Even though ingesting too many fatty foods can cause acid reflux, fat is an essential vitamin. Fat is necessary for heart and brain health; however, there are various kinds of fat. It may be advantageous to replace harmful fats with healthy fats.

Additionally, good fats are beneficial to heart health because they can lower dangerous cholesterol levels in the body.

Foods to avoid during heartburn

Although doctors disagree about which foods induce reflux symptoms, certain foods have been proved to create issues for many people. Try removing the following information from your diet to help control your symptoms:

High-fat foods

Fatty and fried foods relax the LES, causing more stomach acid to back up into the esophagus. These foods also lengthen the time taken for the stomach to empty. Reflux symptoms are increased by eating high-fat foods; thus, lowering your total daily fat intake can assist.

Citrus fruits and tomatoes

Vegetables and fruits are critical elements of a balanced diet. However, certain fruits, particularly those highly acidic, might worsen or induce GERD symptoms.


Methylxanthine is a chemical substance found in chocolate. It has been established that it relaxes the smooth muscle in the LES, resulting in more significant reflux.


Mint and mint-flavored goods, such as bubble gum and breathing mints, might worsen acid reflux symptoms.

Onions, and spicy dishes

Many people experience heartburn when eating hot or tangy foods like onions and garlic. All of these foods don’t trigger reflux. However, if you eat a lot of onions or garlic, keep track of your meals. A few of these foods, notably spicy meals, may upset you more than others.

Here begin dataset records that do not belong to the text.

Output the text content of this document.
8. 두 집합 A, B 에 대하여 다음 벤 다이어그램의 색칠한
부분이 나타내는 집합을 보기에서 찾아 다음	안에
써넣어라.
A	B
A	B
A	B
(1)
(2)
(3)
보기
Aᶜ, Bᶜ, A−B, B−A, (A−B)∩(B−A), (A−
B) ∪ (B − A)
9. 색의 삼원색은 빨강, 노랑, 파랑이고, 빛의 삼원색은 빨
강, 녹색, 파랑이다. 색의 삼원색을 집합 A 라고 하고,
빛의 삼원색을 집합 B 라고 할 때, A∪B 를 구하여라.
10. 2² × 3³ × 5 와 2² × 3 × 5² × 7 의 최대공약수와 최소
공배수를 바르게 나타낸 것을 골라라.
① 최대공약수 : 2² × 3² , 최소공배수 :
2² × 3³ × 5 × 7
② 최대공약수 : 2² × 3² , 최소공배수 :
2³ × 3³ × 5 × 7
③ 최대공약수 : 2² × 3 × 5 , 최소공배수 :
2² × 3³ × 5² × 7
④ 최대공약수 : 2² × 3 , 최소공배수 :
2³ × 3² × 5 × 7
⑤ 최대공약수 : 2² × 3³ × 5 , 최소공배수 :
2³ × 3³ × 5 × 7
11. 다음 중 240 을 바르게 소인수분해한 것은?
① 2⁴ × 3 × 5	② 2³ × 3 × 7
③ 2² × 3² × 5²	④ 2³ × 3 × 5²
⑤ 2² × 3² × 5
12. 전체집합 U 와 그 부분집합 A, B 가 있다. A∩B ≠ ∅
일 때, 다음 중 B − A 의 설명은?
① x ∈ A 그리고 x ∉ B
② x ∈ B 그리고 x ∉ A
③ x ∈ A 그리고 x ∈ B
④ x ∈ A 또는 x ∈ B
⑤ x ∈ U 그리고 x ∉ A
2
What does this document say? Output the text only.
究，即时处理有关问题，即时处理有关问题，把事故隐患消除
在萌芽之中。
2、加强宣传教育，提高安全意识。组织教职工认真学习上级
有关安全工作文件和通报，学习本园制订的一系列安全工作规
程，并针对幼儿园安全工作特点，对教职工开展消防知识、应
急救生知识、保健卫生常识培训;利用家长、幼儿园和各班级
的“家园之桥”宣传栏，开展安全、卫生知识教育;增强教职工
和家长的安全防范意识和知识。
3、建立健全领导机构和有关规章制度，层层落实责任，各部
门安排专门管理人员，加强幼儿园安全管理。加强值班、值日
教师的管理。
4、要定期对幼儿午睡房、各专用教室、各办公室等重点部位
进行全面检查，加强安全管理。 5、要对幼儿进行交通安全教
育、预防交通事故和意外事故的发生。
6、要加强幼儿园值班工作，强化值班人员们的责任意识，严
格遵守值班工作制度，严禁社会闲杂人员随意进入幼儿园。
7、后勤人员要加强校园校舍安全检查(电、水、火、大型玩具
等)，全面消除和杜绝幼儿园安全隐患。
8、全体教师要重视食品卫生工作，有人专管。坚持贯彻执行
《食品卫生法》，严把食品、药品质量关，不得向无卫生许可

Consult a physician if you face heartburn two or more times each week. Modifications to your diet or eating routine haven’t helped. A gastroenterologist (a specialist who specializes in the digestive system) can do tests to detect if your esophagus has been injured by regular acid reflux by detecting the acidity in your stomach. You can follow this article to learn about foods that help with heartburn.